Speculative Decoding - aRuntime.com

Key takeaways

Speculation accelerates decode only when accepted tokens offset draft and verification overhead.
Correct implementations preserve the target distribution; speed claims must include quality-equivalence validation.
External draft models, learned draft modules, multiple heads, and native multi-token prediction have different training and memory requirements.
The technique often helps memory-bound, moderate-concurrency decode more than an already saturated server.
Structured constraints, adapters, quantization, and distributed placement can change acceptance and integration cost.

Runtime boundary

A useful architecture identifies what this layer receives, owns, emits, measures, and refuses to own. That boundary prevents overlapping products from being treated as interchangeable.

Receives

Target state, draft mechanism, tokenizer alignment, sampling settings, speculative length, request constraints, and cache state.

Owns

Proposal generation, target verification, acceptance sampling, cache commit/rollback, and per-request speculation policy.

Emits

Accepted token runs, first rejected position, corrected token, acceptance metrics, and committed target cache state.

Does not own

Permission to change the target distribution or claim universal speedup.

Failure modes

Low acceptance, draft overhead, cache inconsistency, tokenizer mismatch, excess memory, unsupported constraints, and worse saturated latency.

Evidence and metrics

Acceptance, accepted tokens/target pass, draft time, verification time, rollback, TPOT, Goodput, extra memory, and quality equivalence.
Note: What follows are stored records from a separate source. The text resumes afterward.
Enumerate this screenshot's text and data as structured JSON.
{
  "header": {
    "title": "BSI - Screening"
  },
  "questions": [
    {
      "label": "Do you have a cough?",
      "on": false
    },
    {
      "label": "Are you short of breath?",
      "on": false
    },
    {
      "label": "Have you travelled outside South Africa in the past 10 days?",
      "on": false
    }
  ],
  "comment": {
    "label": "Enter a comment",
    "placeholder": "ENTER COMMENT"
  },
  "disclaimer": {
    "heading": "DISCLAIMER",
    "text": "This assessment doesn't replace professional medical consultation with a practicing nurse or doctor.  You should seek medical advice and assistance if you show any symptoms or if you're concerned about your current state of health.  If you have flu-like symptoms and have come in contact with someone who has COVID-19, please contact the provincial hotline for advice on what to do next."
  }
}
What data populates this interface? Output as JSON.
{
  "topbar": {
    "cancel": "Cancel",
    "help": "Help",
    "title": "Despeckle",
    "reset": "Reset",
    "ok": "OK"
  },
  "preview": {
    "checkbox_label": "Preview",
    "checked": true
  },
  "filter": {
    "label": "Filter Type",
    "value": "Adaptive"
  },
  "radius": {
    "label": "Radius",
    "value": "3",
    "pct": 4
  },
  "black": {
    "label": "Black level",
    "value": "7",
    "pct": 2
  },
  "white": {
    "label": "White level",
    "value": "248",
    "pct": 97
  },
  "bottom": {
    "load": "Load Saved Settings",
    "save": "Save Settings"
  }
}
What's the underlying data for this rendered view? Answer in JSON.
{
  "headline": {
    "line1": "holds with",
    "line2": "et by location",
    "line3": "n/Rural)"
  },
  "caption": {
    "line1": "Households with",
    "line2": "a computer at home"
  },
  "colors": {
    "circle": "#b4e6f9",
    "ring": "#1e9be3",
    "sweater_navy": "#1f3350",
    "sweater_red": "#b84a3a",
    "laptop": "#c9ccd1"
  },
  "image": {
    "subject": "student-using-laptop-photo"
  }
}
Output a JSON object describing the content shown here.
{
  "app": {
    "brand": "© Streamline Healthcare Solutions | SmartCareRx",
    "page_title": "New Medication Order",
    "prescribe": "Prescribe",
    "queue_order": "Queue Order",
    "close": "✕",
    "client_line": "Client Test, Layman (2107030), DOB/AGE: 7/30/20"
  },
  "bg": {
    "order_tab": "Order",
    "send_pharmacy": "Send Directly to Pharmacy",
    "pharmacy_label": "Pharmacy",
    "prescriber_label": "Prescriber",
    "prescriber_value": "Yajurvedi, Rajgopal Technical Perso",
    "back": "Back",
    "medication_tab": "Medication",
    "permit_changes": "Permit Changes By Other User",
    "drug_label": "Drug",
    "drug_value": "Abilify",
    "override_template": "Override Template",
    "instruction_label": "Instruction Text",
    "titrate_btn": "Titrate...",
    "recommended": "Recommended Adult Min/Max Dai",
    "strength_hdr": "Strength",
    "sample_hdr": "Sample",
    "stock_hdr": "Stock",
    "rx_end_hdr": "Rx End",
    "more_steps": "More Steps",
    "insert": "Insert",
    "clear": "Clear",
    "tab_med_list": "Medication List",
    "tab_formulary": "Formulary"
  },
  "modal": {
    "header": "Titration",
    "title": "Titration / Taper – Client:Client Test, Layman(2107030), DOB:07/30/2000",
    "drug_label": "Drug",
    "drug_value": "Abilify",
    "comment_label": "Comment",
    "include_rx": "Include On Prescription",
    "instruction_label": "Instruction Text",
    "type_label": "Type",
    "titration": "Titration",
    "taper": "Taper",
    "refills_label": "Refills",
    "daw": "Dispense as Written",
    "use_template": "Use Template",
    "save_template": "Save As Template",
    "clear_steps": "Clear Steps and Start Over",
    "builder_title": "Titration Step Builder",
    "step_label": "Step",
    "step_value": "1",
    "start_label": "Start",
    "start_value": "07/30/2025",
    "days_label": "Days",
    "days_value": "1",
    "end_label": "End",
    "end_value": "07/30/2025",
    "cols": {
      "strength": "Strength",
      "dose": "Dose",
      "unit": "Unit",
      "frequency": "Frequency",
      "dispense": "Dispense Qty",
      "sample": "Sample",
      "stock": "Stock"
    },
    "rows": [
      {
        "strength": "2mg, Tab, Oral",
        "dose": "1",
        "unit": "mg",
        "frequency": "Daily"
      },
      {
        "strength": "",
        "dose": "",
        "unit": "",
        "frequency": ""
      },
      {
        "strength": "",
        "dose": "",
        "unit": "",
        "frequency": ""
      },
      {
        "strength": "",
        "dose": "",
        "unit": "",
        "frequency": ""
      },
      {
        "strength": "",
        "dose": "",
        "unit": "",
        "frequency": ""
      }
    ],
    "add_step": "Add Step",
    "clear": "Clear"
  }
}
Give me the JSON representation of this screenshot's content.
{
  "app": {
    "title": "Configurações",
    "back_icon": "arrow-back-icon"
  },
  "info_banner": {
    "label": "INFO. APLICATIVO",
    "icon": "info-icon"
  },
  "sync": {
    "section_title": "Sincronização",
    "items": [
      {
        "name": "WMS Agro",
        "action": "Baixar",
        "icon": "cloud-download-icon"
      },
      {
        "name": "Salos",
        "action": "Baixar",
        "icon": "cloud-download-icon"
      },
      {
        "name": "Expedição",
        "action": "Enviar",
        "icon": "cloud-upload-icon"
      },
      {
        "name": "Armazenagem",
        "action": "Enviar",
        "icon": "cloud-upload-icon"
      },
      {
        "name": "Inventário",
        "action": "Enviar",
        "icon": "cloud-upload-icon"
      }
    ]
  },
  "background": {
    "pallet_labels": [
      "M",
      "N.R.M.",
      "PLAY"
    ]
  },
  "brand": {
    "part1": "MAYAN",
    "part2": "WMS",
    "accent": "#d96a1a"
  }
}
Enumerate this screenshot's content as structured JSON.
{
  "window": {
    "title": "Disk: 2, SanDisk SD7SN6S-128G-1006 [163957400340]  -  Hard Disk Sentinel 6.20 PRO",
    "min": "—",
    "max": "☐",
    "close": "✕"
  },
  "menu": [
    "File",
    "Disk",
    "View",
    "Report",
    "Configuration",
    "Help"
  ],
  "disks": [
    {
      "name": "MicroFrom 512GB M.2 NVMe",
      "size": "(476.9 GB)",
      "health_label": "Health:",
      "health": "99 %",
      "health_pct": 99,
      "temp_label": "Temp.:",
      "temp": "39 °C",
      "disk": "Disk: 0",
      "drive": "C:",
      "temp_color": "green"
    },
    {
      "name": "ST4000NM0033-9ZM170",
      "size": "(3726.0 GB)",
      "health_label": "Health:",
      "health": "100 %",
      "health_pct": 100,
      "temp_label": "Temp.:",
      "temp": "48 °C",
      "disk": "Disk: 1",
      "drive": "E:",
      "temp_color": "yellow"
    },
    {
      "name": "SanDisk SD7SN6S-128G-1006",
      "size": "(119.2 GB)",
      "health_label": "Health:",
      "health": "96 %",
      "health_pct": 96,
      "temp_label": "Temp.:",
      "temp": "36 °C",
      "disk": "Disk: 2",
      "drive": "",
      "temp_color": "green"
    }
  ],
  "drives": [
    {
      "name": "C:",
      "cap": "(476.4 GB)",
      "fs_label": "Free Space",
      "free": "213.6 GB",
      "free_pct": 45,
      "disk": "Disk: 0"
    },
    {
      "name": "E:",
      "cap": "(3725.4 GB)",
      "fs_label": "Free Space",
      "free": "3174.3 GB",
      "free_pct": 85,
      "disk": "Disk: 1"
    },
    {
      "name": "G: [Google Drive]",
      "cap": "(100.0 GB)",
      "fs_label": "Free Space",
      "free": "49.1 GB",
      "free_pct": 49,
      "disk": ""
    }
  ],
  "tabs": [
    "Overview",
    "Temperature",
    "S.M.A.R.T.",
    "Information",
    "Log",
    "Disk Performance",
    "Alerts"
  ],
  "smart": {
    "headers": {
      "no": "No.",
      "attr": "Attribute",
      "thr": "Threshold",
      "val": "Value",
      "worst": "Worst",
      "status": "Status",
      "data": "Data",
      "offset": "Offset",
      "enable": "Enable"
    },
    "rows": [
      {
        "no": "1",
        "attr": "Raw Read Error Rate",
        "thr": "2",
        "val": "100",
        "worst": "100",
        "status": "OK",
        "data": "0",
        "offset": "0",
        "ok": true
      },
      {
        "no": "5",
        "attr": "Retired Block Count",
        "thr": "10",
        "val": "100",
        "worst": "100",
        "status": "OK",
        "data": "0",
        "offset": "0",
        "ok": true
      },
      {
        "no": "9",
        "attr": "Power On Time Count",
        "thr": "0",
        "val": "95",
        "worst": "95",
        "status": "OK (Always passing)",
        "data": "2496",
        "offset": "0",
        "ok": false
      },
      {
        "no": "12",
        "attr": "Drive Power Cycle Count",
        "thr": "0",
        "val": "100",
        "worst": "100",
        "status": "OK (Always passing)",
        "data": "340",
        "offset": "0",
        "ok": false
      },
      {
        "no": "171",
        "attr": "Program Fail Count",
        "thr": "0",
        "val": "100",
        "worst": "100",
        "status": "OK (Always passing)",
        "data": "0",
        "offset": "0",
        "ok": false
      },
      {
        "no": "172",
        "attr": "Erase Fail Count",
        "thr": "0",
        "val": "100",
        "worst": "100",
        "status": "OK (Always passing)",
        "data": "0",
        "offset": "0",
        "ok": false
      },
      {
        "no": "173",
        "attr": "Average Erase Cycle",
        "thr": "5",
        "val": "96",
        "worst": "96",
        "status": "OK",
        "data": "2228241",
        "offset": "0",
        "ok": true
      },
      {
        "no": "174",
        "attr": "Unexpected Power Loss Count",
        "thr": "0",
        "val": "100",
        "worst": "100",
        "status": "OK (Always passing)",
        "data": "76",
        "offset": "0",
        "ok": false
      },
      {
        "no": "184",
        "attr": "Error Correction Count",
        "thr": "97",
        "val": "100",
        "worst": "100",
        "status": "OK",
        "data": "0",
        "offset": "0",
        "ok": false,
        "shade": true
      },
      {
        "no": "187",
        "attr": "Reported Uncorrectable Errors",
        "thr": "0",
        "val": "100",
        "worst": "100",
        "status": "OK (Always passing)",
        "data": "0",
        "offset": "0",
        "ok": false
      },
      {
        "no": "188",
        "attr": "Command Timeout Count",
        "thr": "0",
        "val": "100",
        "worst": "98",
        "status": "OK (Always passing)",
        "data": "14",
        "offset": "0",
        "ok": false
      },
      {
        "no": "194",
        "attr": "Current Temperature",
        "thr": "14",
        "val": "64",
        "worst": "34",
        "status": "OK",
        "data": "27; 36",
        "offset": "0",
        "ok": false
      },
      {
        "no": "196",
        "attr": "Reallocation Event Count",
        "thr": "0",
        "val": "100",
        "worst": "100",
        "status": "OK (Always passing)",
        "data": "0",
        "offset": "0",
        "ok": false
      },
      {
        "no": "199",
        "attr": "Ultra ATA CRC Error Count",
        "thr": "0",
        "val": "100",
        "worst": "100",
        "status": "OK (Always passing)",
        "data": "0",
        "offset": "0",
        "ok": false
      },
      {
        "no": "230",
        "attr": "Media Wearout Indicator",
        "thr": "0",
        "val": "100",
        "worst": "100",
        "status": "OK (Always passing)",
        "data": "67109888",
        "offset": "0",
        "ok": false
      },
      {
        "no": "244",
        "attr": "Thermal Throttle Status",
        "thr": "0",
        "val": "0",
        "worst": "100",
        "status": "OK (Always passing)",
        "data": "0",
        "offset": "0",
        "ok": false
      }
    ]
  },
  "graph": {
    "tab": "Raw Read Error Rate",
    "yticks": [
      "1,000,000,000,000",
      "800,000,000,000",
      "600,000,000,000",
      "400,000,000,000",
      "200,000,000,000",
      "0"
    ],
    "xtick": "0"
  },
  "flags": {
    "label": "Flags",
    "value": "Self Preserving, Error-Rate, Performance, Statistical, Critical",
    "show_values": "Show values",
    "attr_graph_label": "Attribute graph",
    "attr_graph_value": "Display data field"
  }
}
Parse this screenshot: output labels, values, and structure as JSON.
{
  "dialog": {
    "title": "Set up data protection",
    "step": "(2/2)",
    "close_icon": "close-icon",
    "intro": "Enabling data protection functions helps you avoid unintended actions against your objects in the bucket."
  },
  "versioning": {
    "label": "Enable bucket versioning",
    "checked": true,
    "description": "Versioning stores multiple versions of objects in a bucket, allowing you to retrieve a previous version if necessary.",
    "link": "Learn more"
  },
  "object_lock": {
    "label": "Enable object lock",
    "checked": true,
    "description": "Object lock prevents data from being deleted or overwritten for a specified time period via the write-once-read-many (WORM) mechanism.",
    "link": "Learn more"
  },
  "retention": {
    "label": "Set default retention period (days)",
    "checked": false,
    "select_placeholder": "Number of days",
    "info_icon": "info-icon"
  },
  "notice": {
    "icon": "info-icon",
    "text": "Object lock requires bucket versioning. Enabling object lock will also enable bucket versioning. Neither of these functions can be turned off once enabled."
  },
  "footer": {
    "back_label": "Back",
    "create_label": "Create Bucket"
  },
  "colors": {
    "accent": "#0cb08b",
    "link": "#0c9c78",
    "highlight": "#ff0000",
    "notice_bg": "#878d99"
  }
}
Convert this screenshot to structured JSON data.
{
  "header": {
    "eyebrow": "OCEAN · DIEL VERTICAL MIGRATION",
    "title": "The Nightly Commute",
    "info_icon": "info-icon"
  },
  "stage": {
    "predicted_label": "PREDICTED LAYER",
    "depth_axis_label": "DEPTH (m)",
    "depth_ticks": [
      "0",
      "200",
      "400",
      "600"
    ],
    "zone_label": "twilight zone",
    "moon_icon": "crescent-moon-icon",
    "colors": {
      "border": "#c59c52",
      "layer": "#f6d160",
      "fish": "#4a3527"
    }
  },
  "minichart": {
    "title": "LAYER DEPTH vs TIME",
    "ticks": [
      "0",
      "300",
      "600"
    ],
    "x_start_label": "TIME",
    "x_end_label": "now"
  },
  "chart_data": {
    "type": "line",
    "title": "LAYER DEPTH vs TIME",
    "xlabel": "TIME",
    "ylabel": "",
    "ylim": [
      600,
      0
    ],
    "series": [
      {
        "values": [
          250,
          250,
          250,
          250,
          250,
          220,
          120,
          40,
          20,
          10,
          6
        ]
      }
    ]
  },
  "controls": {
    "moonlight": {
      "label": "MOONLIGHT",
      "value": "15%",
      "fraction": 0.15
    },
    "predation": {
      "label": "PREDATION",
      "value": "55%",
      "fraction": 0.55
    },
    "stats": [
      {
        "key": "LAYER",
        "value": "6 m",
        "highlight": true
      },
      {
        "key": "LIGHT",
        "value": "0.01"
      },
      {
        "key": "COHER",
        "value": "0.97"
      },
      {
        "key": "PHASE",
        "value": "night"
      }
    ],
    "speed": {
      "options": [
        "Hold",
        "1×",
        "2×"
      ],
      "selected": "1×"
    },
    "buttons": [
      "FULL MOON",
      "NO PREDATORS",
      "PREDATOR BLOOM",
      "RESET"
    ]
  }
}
Draft, verify, accept, or correct

A draft mechanism proposes multiple candidates; the target evaluates them in one parallel pass. Accepted tokens are committed until the first rejection, then a target-consistent correction is sampled.

Implementation

Coordinate draft and target KV state, tokenization, sampling, and rollback. Validate mathematical distribution preservation or document an approximation.

Operational implications

Cache bookkeeping and draft scheduling can erase the theoretical gain.

Measure

Draft tokens, accepted tokens/pass, rejection position, draft/verify time, and rollback.

External draft models

A smaller compatible model proposes tokens for a larger target.

Implementation

Select a tokenizer-compatible, much cheaper draft and decide whether it shares hardware or uses separate resources.

Operational implications

It adds weight memory, cache, model lifecycle, and potentially distributed communication.

Measure

Draft memory, acceptance by task, draft latency, target passes saved, and Goodput.

EAGLE-style drafts

A learned draft module uses target hidden-state information to improve proposal alignment.

Implementation

Package the draft module and target as a compatible versioned pair; validate hidden-state and cache interfaces.

Operational implications

Model-specific training and runtime integration increase operational coupling.

Measure

Acceptance, module latency, hidden-state transfer, memory, and quality.

Medusa and multi-head trees

Multiple prediction heads propose a tree of future tokens from the target representation.

Implementation

Build tree verification and commit logic; cap branching according to hardware and workload.

Operational implications

Tree breadth increases verification work and implementation complexity.

Measure

Accepted path length, candidates verified, head overhead, TPOT, and memory.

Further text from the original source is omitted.